Can be used to generate either:

  • an aggregated LCI database (i.e. a database with cradle-to-gate LCI stored in the biosphere matrix)
  • an aggregated LCIA database (i.e. a database with cradle-to-gate characterized inventories stored in the biosphere matrix as “unit impact” biosphere exchanges). This requires the creation of unit impact characterization factors and biosphere exchanges.
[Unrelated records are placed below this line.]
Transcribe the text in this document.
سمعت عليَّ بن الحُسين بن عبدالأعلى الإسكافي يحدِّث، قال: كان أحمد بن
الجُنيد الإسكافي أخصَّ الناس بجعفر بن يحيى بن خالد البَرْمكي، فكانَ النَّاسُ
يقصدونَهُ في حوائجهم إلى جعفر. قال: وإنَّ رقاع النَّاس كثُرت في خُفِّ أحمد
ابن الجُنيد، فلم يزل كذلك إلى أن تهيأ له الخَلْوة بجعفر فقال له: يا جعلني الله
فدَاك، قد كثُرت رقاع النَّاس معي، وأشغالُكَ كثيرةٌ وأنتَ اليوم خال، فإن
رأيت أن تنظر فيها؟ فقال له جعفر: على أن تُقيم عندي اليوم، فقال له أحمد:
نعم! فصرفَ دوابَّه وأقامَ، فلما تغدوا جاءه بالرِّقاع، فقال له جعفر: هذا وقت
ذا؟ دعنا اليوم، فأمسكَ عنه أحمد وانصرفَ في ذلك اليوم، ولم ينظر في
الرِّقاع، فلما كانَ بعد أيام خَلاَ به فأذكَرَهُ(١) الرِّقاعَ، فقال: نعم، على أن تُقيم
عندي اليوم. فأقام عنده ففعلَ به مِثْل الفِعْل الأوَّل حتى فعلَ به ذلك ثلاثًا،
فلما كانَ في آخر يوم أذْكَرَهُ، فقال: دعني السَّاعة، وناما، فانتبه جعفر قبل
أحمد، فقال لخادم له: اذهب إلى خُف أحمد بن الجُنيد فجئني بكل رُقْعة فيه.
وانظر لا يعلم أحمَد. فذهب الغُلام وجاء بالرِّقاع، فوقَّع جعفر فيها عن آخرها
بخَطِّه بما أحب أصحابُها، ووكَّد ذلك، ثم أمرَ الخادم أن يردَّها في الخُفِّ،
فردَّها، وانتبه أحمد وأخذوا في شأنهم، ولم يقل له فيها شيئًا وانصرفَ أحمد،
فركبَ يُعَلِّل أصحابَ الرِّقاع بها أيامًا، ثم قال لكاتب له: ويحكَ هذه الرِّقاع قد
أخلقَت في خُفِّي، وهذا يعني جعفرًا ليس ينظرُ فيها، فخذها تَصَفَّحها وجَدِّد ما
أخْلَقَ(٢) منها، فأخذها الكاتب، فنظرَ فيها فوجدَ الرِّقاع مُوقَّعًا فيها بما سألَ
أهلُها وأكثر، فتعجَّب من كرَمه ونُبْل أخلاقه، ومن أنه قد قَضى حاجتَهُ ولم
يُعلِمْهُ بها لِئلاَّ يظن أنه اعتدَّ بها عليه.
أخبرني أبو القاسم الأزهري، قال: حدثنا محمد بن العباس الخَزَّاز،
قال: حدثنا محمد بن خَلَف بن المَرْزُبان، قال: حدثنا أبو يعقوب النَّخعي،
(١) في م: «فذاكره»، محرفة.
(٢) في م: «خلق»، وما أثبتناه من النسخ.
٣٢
Instantiating the class will generate the data for the new database. The generate method will write the database.

Parameters:
  • up_db_name (str) – Name of the unit process database from which results will be calculated. Must be a registered database name.
  • agg_db_name (str) – Name of the new aggregated database.
  • database_type ({'LCI', 'LCIA'}, default 'LCIA') –

    Type of aggregated database to generate.

    • ’LCIA’ generates a database with cradle-to-gate inventories stored in the biosphere matrix as “unit impact” biosphere exchanges.
    • ’LCI’ generates a database with cradle-to-gate LCI stored in the biosphere matrix.

    Note that performance of LCI aggregated databases is very poor due to Brightway2 assuming sparse matrices

  • method_list (list, default list(bw.methods)) – List of method ids (tuples) for which to generate LCIA scores. Default is all methods.
  • biosphere (str, default 'biosphere3') – Name of the biosphere database
  • overwrite (bool, default False) – Determines whether an existing database with name agg_db_name will be overwritten.

The only method you will use after instantiating the DatabaseAggregator object is generate, see o quickstart.

DatabaseAggregator.generate()

Generate data and write to database

Adding unit impacts exchanges to biosphere and unit impact characterization factors to methods

These steps are done automatically by the DatabaseAggregator. THey can however be called directly:

bw2agg.scores.add_unit_score_exchange_and_cf(method, biosphere='biosphere3')

Add unit score biosphere exchanges and cfs to biosphere and methods.

Allows the storing of LCIA results in the B matrix for LCI datasets. Makes changes inplace and does not return anything.

Parameters:
  • method (tuple) – Identification of the LCIA method, using Brightway2 tuple identifiers
  • biosphere (str, default biosphere3) – Name of the biosphere database where biosphere exchanges are stored

Note

This function is invoked directly by the DatabaseAggregator

bw2agg.scores.add_all_unit_score_exchanges_and_cfs(biosphere='biosphere3')

Add unit scores and cfs for all methods in project.

Makes changes inplace and does not return anything.

Parameters:biosphere (str, default biosphere3) – Name of the biosphere database where biosphere exchanges are stored

Installing

Installing with pip

The Brightway2-aggregated package is hosted on Pypi and can be installed using pip:

pip install presamples

Installing with conda

The Brightway2-aggregated package is hosted on a conda channel and can be installed using conda:

conda install --channel pascallesage bw2agg

Install from github

The latest version of the Brightway2-aggregated package is hosted on Github and can be installed using pip:

https://github.com/PascalLesage/brightway2-aggregated/archive/master.zip
git clone https://github.com/PascalLesage/brightway2-aggregated.git
cd presamples
python setup.py install

Note

On some systems you may need to use sudo python setup.py install to install presamples system-wide.

Brightway2 dependency

Brightway2-aggregated is an extension to the Brightway2 framework, and is therefore dependent on that framework.

Contributing

Contributions are welcome! The code is hosted on Github.

To contribute code, please follow the standard Github workflow. Make sure to add tests for any contribution you make.

Once your contribution has been merged, add yourself to the authors list on this page.

Authors

The core Brightway2-aggregated team is Pascal Lesage from CIRAIG and Chris Mutel from PSI.